Hi experts,
I am trying to figure out the best settings in DADA2 on my MiSeq PE reads targeting ITS2. In a previous post I found it very helpful, the focus was mainly on the number of features in setting trunc-len DADA2, truncation lengths and features number
But what about total frequencies? on a subset of my data here is what I got:
using trunc-len-f 250 and trunc-len-r 199: total Features=788 and total Frequencies=170,363
using trunc-len-f 250 and truc-len-r 204 : total features= 804 and total frequencies= 168,588
Which truncation to choose from? One might say go with the higher features but losing sequence counts might affect my low abundance samples.
I appreciate your inputs,
Thanks!
Great question. Can you also post the quality score plots for the forward and reverse reads? That’s will help me understand what’s in those last 5 bp you are trimming off.
My first through it that 5 bp would only make a small difference, and that seems to be true: a change of 16 ASVs and around 1% of your reads is pretty minor. I think you could safely choose either of these results!
This is ITS2 region with an amplicon of 340-360bp, after trimming forward and reverse primers I should get roughly ~320 bp in DADA2. In both truncation scenarios, my reads should have enough overlap to be joined.
Yes let’s hear what others have to say.
Thanks for your input!
My 2 cents. As @colinbrislawn mentioned I think you can choose either of those cases because they produced negligible (in my opinion) differences. I’m guessing the bulk, if not all, of the increase in your features # probably comes from singletons or features with very low frequencies in a handful of samples only. You can check this for yourself. These are typically removed when you are doing differential abundances analyses anyways as they don’t really provide much information and increase noise, so it won’t affect anything there, and in indexes where they drive alpha-diversity changes see this great discussion about why perhaps those are incorrect to begin with.
Ultimately you can look at the sequencing depth of your samples between the two cases and see if one allows you to retain more samples. In that case, I would stick with that option.
Edit: After re-reading the discussion I linked myself, I realize perhaps most of those feature increase are not singletons per se, as DADA2 tries to avoid those, but I think they would still fall within the realm of very low frequencies within very few samples.
250 bp per read x 2 reads = 500 bp for each read
500 bp - 51 bp (or 46) = 449 total coverage
449 - 360 = 90 bp of overlap
(the area between 110 and 200 on reverse read)
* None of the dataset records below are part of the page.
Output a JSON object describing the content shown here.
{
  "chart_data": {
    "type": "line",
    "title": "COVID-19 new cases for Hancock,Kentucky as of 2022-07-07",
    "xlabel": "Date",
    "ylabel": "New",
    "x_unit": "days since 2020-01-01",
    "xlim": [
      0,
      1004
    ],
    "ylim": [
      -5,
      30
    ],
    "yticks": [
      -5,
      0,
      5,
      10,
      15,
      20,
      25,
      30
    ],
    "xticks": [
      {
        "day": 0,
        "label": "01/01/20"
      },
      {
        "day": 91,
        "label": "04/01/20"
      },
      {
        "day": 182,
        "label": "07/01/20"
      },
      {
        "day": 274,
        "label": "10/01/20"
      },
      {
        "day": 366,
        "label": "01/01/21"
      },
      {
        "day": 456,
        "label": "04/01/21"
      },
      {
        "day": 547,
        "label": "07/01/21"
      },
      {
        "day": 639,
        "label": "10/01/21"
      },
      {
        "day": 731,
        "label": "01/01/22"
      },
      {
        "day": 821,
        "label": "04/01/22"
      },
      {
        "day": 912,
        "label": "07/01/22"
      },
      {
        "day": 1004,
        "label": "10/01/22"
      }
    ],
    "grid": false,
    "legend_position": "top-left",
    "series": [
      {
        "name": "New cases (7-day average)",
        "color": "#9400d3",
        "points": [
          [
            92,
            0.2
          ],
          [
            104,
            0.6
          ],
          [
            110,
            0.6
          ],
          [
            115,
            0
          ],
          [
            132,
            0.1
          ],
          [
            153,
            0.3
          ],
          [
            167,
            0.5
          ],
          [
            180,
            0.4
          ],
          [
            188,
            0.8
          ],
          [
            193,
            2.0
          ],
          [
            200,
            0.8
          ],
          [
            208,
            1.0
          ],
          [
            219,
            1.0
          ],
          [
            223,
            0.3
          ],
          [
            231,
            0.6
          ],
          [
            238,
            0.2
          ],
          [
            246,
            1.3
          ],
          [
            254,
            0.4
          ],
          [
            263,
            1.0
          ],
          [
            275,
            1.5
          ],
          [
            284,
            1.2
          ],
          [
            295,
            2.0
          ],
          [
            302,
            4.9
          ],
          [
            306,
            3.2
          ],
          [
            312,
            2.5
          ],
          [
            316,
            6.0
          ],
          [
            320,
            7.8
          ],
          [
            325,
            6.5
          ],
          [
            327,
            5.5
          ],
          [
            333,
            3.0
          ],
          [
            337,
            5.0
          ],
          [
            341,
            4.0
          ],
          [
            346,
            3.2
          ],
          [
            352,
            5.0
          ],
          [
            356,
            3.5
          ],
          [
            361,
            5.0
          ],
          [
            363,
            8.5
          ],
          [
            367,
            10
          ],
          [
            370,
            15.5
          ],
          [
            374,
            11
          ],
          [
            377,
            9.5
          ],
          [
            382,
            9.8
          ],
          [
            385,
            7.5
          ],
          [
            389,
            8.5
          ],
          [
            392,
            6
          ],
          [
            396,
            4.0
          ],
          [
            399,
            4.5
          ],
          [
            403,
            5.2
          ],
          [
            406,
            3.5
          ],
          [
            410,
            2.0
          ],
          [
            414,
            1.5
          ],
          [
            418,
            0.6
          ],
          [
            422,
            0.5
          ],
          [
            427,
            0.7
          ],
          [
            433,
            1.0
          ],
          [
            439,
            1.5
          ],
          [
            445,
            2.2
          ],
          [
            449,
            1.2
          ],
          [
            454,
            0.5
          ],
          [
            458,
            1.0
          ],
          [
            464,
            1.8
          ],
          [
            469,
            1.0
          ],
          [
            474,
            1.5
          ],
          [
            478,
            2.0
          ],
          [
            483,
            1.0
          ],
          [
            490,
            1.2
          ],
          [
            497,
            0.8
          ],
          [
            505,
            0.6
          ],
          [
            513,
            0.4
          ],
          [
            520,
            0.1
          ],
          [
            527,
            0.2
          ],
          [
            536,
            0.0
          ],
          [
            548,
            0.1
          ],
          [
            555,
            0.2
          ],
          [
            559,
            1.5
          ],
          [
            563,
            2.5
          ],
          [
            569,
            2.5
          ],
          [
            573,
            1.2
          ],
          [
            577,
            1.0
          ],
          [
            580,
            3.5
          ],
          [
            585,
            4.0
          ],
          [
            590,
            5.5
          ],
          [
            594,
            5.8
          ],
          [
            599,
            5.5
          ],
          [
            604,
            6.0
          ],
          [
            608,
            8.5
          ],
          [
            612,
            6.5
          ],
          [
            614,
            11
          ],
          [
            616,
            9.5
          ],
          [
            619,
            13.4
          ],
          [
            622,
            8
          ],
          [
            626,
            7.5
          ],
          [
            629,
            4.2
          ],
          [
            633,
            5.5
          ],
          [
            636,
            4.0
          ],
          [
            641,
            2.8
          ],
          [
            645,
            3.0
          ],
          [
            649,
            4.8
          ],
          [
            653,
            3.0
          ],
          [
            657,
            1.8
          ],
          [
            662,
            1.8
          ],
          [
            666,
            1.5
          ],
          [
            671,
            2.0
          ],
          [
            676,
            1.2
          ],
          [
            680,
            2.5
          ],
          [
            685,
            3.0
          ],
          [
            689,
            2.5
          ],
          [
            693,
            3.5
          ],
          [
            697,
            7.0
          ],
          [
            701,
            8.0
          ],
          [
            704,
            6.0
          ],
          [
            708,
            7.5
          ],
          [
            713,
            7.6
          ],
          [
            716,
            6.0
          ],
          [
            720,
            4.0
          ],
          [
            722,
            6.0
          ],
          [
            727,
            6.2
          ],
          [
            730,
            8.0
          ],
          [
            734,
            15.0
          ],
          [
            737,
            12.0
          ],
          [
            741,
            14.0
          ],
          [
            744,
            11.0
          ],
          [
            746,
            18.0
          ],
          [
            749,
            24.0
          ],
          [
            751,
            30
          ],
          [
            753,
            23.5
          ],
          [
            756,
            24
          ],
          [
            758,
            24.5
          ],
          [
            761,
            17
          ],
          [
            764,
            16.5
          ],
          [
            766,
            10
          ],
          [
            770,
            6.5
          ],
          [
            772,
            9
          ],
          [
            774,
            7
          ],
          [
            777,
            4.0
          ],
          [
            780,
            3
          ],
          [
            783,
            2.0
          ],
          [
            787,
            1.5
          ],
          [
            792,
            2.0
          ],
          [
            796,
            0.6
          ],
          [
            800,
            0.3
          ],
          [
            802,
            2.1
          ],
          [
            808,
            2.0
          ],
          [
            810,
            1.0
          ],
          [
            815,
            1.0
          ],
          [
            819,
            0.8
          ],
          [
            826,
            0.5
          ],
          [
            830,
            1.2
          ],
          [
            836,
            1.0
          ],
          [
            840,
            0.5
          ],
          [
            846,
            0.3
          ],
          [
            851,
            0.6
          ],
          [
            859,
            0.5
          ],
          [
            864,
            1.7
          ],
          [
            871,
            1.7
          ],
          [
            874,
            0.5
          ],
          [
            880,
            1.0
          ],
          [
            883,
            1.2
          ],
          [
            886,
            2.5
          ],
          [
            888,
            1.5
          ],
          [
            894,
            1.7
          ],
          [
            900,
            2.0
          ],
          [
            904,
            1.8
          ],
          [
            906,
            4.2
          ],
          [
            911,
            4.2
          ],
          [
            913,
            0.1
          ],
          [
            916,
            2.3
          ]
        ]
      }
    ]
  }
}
While the quality in that area is not great, that should be plenty of space for dada2 to join and error correct these reads.
Great explanation @colinbrislawn! and thanks @Mehrbod_Estaki for your suggestion, I did check these additional features, what I noticed all of these extra features occurred just once ( in one sample) !!
Normally, I tend to remove features not occurring at least twice in my samples before conducting any statistical analysis.
Now, I am more inclined to stay with the first scenario ( trunc-len-f 250 and trunc-len-r 199).
Thanks!
The one ITS-specific worry I might have, is that there is more real biological length variation here, and that perhaps a few long real amplicons are lost with the shorter trimming. But I don't know enough about ITS2 to know if that's the case or not, and for 16S I would follow exactly the reasoning @colinbrislawn laid out.